Abstract Background In many settings, health care service provision has been modified to managing COVID-19 cases, and this has been affecting the provision of maternal and child health services. The aim of this study was to assess trends in selected maternal and child health services performance in the context of COVID-19 pandemic. Methods A cross-sectional data review was conducted in Addis Ababa, Ethiopia from April to May 2021. Routine health management information system database was reviewed from Addis Ababa Health Bureau for the period from July 2019 to March 2021 across all quarters. Proportions and mean with standard deviations were computed. T-test was used to assess statistically significant differences in services mean performance. Results PNC visit, new contraceptives accepters, safe abortion care and number of under-five years old children treated for pneumonia significantly decreased by 9.3% (p-value 0.04), 20.3% (p-value 0.004), 23.7% (p-value 0.01) and 77.2% (P-value < 0.001), respectively during the first eight months of the COVID-19 pandemic compared to the previous eight months’ average performance.

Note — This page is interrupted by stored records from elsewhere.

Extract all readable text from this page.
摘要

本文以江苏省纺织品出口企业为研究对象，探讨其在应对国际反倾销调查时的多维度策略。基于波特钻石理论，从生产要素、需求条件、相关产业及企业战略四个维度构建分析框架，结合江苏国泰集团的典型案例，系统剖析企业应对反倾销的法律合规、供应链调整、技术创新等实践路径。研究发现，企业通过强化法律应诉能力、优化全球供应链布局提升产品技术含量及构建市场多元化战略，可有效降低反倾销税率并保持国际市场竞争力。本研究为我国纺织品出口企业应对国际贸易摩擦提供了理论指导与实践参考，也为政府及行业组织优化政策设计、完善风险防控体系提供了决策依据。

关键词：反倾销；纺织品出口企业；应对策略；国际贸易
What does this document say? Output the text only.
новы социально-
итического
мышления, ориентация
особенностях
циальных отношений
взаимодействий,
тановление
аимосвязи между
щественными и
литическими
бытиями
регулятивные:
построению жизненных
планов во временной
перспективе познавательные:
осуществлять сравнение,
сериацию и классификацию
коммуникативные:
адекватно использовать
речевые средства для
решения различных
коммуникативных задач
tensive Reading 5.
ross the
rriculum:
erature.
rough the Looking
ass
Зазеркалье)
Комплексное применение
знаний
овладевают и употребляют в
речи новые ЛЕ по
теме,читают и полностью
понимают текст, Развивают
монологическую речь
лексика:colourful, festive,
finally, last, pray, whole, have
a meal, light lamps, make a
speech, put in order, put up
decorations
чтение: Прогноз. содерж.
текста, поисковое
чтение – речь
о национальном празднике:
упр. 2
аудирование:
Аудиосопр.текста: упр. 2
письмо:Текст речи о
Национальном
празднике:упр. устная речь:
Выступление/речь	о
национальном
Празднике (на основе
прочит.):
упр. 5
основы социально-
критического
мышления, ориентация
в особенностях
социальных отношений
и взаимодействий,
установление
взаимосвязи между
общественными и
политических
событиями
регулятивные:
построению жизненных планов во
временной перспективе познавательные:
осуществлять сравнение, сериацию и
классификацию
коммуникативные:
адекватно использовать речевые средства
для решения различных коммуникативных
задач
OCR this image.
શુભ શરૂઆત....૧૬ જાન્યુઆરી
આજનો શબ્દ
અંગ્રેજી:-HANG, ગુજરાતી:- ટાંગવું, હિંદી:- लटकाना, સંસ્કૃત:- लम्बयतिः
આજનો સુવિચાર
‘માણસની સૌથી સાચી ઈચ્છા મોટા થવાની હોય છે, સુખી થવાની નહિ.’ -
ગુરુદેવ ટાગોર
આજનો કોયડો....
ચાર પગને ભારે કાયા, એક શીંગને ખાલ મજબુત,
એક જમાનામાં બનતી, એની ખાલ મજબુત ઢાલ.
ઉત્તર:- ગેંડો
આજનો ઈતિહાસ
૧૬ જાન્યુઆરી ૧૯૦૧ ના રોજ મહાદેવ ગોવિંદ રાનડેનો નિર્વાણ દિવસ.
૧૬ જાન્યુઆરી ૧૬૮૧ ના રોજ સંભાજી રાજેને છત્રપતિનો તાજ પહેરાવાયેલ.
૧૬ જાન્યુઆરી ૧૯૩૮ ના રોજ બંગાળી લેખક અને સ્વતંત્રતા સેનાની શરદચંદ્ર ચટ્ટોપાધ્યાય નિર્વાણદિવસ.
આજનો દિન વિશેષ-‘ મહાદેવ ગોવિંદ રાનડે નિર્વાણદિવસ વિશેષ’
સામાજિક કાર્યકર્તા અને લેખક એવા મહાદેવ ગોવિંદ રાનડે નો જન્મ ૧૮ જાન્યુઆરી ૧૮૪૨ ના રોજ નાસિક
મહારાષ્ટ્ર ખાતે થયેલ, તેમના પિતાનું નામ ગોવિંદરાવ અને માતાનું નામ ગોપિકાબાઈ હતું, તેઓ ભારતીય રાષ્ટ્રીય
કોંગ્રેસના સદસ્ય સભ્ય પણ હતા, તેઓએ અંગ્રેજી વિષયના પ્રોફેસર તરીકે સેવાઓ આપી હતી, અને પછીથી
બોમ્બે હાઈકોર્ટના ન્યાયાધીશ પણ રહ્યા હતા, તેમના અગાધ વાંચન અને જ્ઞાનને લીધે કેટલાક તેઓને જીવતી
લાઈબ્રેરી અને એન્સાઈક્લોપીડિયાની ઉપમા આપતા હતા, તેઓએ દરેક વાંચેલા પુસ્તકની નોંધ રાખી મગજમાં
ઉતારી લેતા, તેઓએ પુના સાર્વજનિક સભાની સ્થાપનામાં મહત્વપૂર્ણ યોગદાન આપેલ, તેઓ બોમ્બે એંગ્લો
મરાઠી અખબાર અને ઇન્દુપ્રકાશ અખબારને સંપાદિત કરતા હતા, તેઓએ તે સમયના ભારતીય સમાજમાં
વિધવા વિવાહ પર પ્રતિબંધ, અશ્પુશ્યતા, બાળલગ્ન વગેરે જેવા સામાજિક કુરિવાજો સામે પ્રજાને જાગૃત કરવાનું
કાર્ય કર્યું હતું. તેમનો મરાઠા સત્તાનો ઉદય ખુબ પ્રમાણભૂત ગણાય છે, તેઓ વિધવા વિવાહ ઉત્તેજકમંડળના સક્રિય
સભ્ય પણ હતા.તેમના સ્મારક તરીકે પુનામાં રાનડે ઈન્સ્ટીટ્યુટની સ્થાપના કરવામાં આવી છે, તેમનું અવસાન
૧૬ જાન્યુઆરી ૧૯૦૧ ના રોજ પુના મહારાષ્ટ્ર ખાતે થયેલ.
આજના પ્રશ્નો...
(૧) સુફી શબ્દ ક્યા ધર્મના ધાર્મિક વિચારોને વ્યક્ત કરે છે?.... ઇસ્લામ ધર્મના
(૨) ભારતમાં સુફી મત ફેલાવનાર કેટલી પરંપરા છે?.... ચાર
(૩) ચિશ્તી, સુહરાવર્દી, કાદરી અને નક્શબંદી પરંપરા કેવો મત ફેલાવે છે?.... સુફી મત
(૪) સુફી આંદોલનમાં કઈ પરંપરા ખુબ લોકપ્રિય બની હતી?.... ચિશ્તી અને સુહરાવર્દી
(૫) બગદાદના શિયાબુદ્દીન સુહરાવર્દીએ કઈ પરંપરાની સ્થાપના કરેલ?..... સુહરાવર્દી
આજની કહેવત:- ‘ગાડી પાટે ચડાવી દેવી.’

The trends in ANC first visit, new contraceptive accepters, pentavalent-3 vaccination and under-five children treated for pneumonia began to decline between January-March 2020 when the COVID-19 pandemic began; with accelerated declines between April-June 2020 following national lockdown. The trends for the stated services began to increase during July-September 2020, during the last quarter of national lockdown. Contraceptive accepters and pentavalent-1 vaccination continued to decline and showed no recovery until January-March 2021when this study was completed. Conclusions Most of the maternal and child health services performance declined following the onset of COVID-19 pandemic and national lockdown, and most of the services began recovering during July-September 2020, the last quarter of national lockdown. However, new and repeat contraceptive accepters and pentavalent-1 recipients continue to decline and show no recovery during end of the study period. Implementing COVID-19 prevention measures and assuring the community about the safety of service delivery is imperative to ensure continuity of the maternal and child health services. Regular monitoring and evaluation of services performance is required to identify slowly recovering services and respond to potentially volatile changes during the COVID-19 pandemic.